Charlottesville City Council Lloyd Snook encouraged community members to embrace Afghan refugees and support their needs.
“Throughout our history, Americans have welcomed immigrants with open arms. Unfortunately, there have also been times when we’ve turned our backs on people fleeing desperate situations. Now we again must choose—will we embrace them, or will we push them away?” he said.
“This is going to be a challenge for this community, but we know that Charlottesville and Albemarle will respond by giving the Afghans a warm welcome and by giving them the help that they need.”
Snook said the major needs the refugees will have are affordable housing and jobs.
Ned Gallaway, chair of the Albemarle County Board of Supervisors, asked the community to consider what direct action they can take to welcome refugees.
“The big affordable housing crisis is not going to be solved over the next couple of weeks so in the meantime, if you’re a landlord or you’re somebody that has a house or space available and can make that available to this effort, we need to hear from you. You can specifically reach out to the IRC, and they will work with you,” he said.
“If you’re a new business or you’re open and running, consider providing some job opportunities for those who are relocating.”
Harriet Kuhr, director of the IRC’s Charlottesville and Richmond offices, said the most major need the organization is trying to fill for refugees is housing. There are a lot of legal restrictions. For example, people can’t put refugees up in a spare room. It must at least be a separate apartment. They’ve also struggled to find people willing to lease to refugees with no American credit history.
“We’re struggling even to find temporary housing, because we’re putting people into hotels, and the hotels are filling up,” she said. “The way we usually work with refugees we might know three weeks ahead of time and we have time to plan; we’re getting people in one and two days notice right now.”

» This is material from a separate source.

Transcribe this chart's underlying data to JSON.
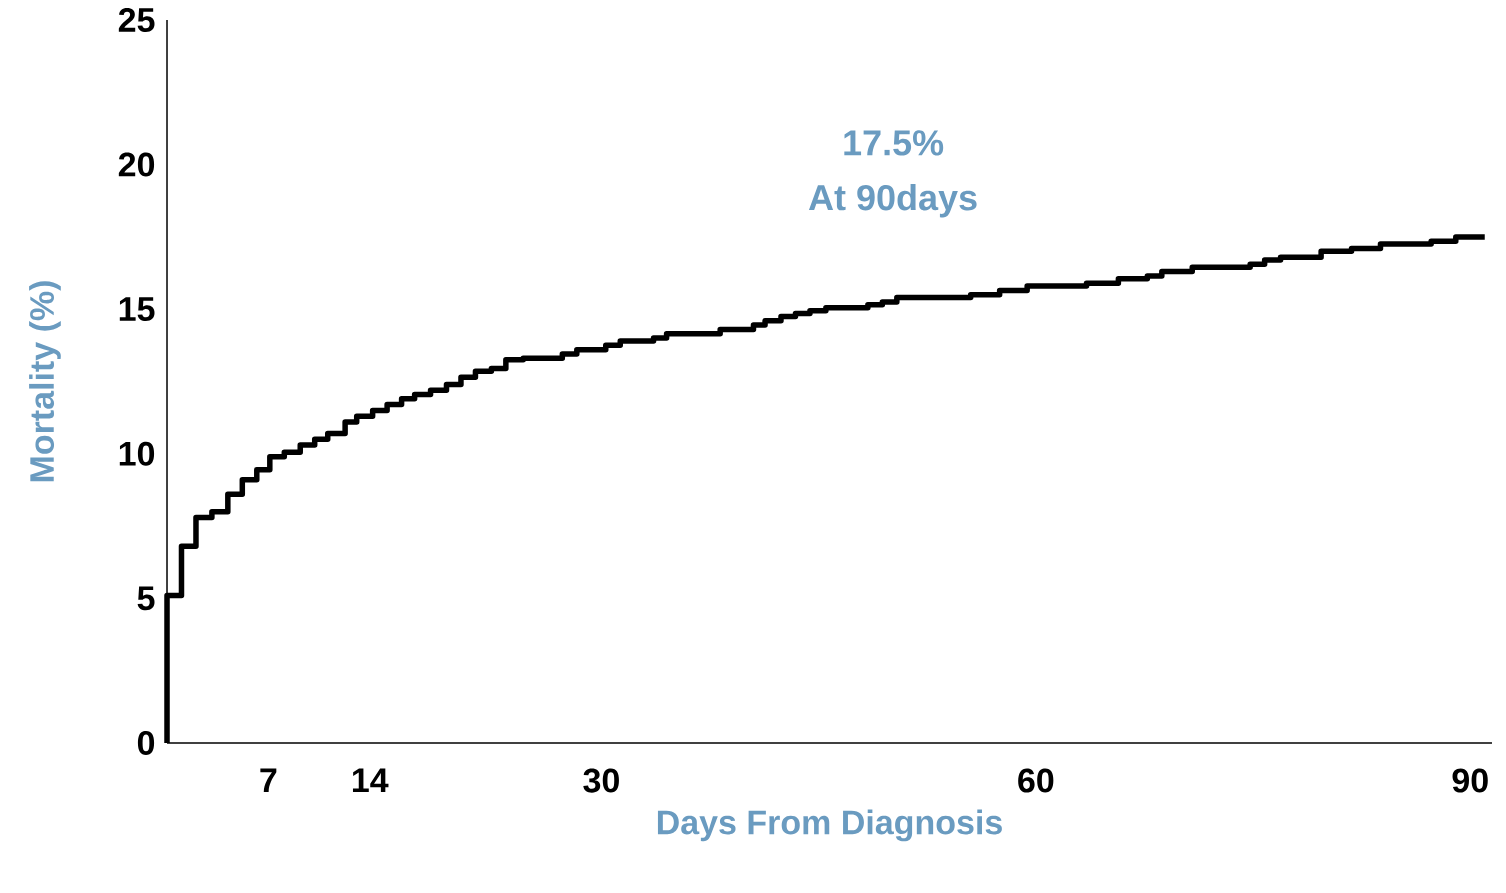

Kuhr said IRC is looking for individual people as well as organizations such as churches and other faith groups who are willing to lease out spaces to refugees as well as people interested in volunteering to help refugees settle in the area.
“We need volunteers that can help teach people English, drive them to appointments, things like that during those first six months, and help them get really oriented to life in this country,” Kuhr said.